Он обошел стол, и мы обнялись. Я так был рад его увидеть, прижался к нему, как к отцу. Мы не виделись полгода, а от него все так же пахло дешевым табаком. Странно, но ему всегда нравился именно дешевый, низкосортный табак. Чем-то он ему пришелся по душе. Отстранившись, я осмотрел него.
– Во, как же ты так? Ты же был солдатом обычным в Сталинграде.
– Ой-ой, – усмехнулся Сергей, – а ты прям в Сталинграде генералом был.
– Да ладно. Я в хорошем смысле
– Давай кофе попьем. У вас еще есть время перед отправкой.
– А мы еще куда-то поедем?
– Да, ваши позиции чуть дальше. Это танки здесь будут, а вы туда.

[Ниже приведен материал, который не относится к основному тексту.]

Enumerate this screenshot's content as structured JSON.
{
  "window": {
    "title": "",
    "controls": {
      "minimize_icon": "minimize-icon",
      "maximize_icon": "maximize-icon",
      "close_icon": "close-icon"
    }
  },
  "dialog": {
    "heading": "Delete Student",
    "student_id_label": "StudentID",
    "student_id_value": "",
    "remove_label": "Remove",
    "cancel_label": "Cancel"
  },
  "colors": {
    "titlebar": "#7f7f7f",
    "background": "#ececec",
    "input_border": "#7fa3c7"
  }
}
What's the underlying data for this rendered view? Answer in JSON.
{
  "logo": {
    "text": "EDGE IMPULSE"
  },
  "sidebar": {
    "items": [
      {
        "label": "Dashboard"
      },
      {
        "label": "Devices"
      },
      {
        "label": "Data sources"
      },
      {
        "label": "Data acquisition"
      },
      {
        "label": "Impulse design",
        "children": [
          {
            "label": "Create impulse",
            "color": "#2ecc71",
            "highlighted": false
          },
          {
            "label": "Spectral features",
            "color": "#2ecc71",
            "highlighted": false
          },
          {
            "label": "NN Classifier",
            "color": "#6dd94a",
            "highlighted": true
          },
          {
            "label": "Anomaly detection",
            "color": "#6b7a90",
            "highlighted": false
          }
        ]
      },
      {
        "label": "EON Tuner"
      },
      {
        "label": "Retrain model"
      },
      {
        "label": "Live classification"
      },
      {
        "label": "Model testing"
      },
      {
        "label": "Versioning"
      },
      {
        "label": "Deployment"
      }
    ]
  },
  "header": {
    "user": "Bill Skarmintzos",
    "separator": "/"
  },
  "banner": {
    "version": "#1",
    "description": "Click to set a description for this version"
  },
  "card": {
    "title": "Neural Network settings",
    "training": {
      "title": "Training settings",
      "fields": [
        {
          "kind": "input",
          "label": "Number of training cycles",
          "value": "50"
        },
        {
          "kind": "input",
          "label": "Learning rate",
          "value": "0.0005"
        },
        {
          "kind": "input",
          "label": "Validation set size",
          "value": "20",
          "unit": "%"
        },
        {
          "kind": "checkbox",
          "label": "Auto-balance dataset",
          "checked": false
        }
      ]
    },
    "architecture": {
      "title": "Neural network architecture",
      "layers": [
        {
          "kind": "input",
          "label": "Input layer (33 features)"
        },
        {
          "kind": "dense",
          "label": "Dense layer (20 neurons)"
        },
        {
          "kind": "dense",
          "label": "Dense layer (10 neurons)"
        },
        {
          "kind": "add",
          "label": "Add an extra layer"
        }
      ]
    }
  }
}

– Ладно, – я немного удивился такому заявлению.
Сев за стол, я расстегнул верхнюю пуговицу гимнастерки. Дядя Серега начал наливать кофе.
– Мне не крепкий, – сказал я, – не люблю крепкий кофе. Кстати, а откуда он у тебя? Он ведь не так часто встречается, а с начала войны так тем более.

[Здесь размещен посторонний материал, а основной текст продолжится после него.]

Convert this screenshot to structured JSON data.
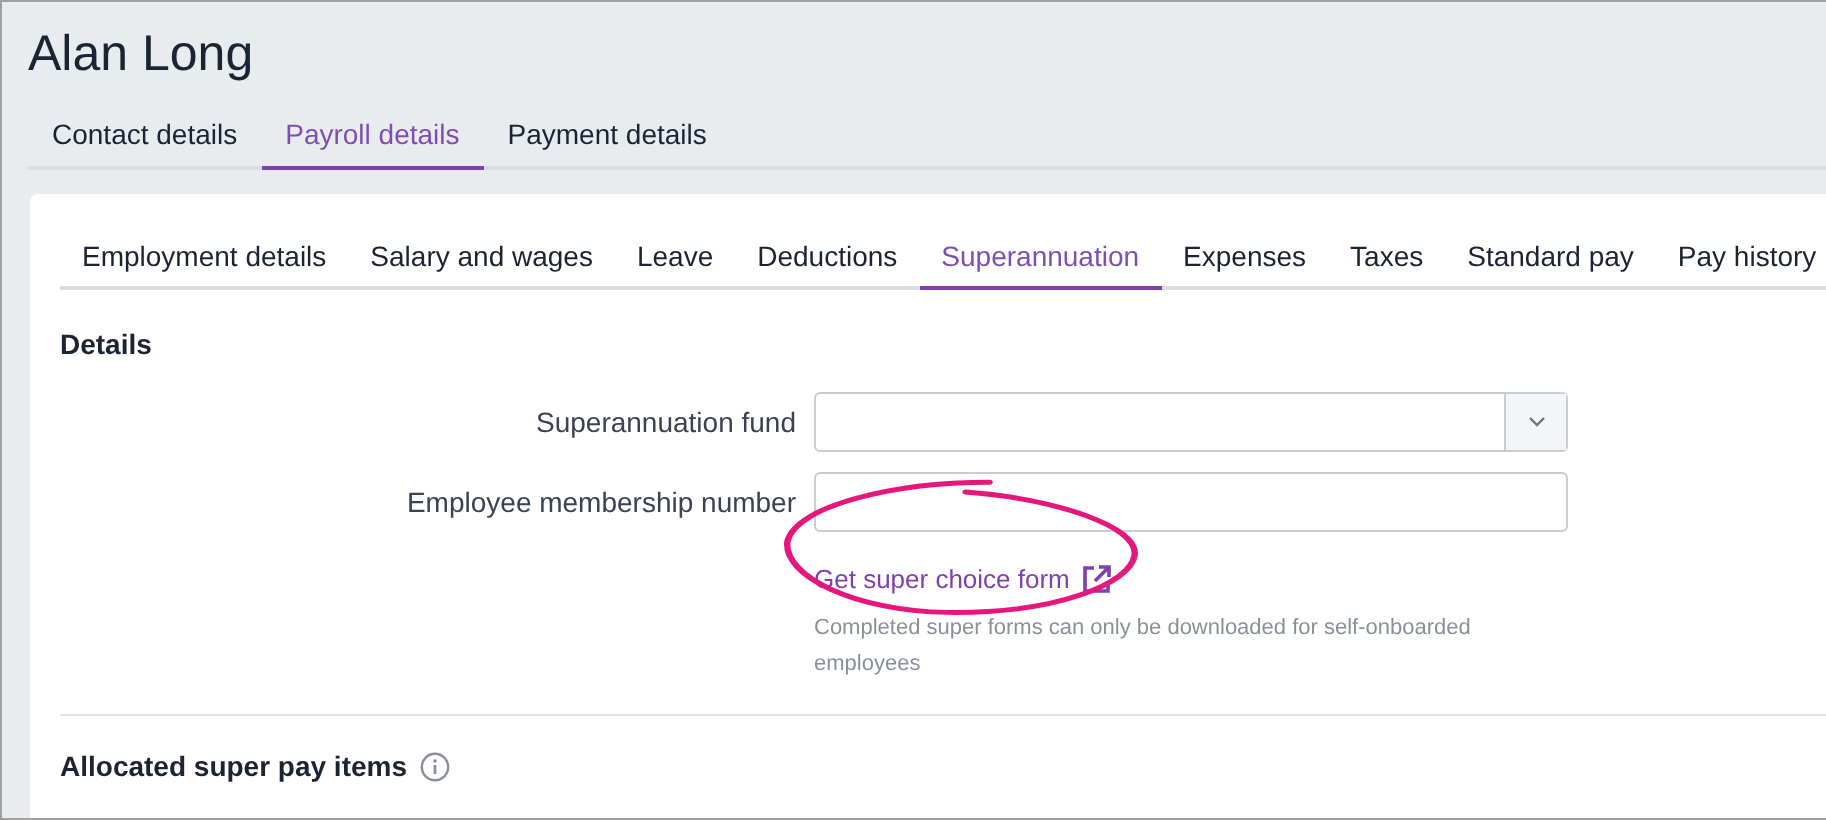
{
  "header": {
    "title": "Alan Long"
  },
  "tabs": [
    {
      "label": "Contact details",
      "selected": false
    },
    {
      "label": "Payroll details",
      "selected": true
    },
    {
      "label": "Payment details",
      "selected": false
    }
  ],
  "subtabs": [
    {
      "label": "Employment details",
      "selected": false
    },
    {
      "label": "Salary and wages",
      "selected": false
    },
    {
      "label": "Leave",
      "selected": false
    },
    {
      "label": "Deductions",
      "selected": false
    },
    {
      "label": "Superannuation",
      "selected": true
    },
    {
      "label": "Expenses",
      "selected": false
    },
    {
      "label": "Taxes",
      "selected": false
    },
    {
      "label": "Standard pay",
      "selected": false
    },
    {
      "label": "Pay history",
      "selected": false
    }
  ],
  "details": {
    "heading": "Details",
    "fields": [
      {
        "kind": "select",
        "label": "Superannuation fund"
      },
      {
        "kind": "text",
        "label": "Employee membership number"
      }
    ],
    "link": "Get super choice form",
    "help": "Completed super forms can only be downloaded for self-onboarded employees"
  },
  "allocated": {
    "heading": "Allocated super pay items"
  }
}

– Пачку дали в качестве награды. А в твоем Сталинграде откуда кофе был? Ты вроде рассказывал, что у вас там в кафе его продавали.
– Да, продавали. Дядя Коля говорил, что ему поставляют вместе с другими продуктами. Кофе тогда был редким явлением, появился-то только за полгода до войны.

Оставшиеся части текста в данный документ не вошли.